Alan Turing, le mathématicien précurseur de l’IA

Alan Turing est l’homme du siècle passé qui a (presque) inventé l’ordinateur ; oui, oui, l’objet que j’utilise en ce moment pour rédiger cet article. Mais connaissez-vous l’histoire de ce pionnier de l’informatique moderne, fondateur de la célèbre Machine de Turing ? Génie britannique des mathématiques, surdoué de la morphogenèse, Alan Turing est également l’homme qui a posé, en 1950, les bases de l’intelligence artificielle (IA) telle que nous la connaissons aujourd’hui. 


Lucie Rondelet, qui m’a missionnée pour écrire cet article, recommande vivement l’excellente pièce de théâtre La Machine du Turing, qui passe ne ce moment à Paris et réconcilie avec les mathématiques (pour celles et ceux qui se croyaient fâchés).

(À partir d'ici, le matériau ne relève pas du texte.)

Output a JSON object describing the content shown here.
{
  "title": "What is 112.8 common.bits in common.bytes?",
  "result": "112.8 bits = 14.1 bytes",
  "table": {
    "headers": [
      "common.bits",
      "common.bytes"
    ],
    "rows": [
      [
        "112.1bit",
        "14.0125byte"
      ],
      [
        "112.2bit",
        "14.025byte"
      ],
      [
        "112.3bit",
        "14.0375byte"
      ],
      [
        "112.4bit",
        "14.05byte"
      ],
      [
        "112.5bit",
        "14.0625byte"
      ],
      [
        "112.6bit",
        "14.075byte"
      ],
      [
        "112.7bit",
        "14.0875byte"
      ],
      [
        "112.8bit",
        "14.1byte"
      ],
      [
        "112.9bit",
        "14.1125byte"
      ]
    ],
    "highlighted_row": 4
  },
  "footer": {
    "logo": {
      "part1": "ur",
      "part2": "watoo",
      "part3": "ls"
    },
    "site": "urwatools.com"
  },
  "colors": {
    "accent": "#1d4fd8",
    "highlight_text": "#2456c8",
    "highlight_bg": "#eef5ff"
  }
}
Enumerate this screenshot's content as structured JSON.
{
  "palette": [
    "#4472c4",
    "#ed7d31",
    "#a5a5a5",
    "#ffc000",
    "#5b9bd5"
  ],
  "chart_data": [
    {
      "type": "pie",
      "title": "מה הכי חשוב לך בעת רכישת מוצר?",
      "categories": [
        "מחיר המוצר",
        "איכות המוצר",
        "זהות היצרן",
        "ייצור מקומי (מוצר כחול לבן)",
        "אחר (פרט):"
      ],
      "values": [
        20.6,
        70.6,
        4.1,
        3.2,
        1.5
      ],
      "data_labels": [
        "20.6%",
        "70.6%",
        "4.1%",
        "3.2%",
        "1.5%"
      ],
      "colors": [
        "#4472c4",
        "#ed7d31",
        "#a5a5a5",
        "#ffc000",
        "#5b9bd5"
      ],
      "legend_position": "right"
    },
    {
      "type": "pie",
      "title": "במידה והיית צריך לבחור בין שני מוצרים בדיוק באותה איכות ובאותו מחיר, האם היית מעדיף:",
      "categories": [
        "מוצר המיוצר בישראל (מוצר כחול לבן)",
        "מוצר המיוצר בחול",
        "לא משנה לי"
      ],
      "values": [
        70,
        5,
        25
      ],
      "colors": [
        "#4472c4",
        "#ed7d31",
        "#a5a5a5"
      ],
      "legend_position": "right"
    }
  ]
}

Alan Turing, génie des mathématiques

Né à Londres en 1912, fils d’un fonctionnaire dans l’administration coloniale exerçant en Inde, Alan Turing est placé dès sa première année dans la famille d’un colonel au sud de l’Angleterre. Avec son frère, ils grandissent donc loin de leurs parents, encadrés par éducation plutôt « militaire ». Dès son plus jeune âge, Alan se passionne pour le calcul. À l’adolescence, il intègre la Sherborne School, qui privilégie (malheureusement pour lui) les enseignements classiques et littéraires aux matières scientifiques. Alan, enfant très introverti, jugé médiocre, brouillon et malhabile, préfère faire de l’algèbre pendant les cours d’instruction religieuse… 

En 1928, alors âgé de 15 ans, Alan rencontre un autre élève de la Sherborne School, Christopher Morcom, passionné comme lui de sciences et de mathématiques. De cette passion commune nait une relation forte et la prise de conscience de son homosexualité, sévèrement réprimée dans l’Angleterre puritaine du début de XXe siècle. Lorsqu’à 19 ans, Christopher meurt tragiquement d’une tuberculose bovine après avoir ingéré du lait infecté, la vocation d’Alan Turing se révèle : il se doit d’incarner le destin scientifique qui était promis à son ami décédé. 

L’année suivante, en 1931, Alan Turing part étudier les mathématiques au King’s Collège de Cambridge. Là-bas, il s’épanouit, car son apparence et son homosexualité ne choquent personne. S’inspirant des travaux des scientifiques de John von Neumann et David Hilbert, Alan rédige de nombreux articles scientifiques sur les probabilités, la calculabilité de l’intelligence et la logique. L’année suivante, le mathématicien intègre la prestigieuse Université de Princeton aux États-Unis et obtient un doctorat de logique mathématique. 

En 1938, alors que John von Neumann, sommité des mathématiques et de la physique, lui propose de devenir son assistant, Alan Turing préfère… rentrer en Angleterre ! 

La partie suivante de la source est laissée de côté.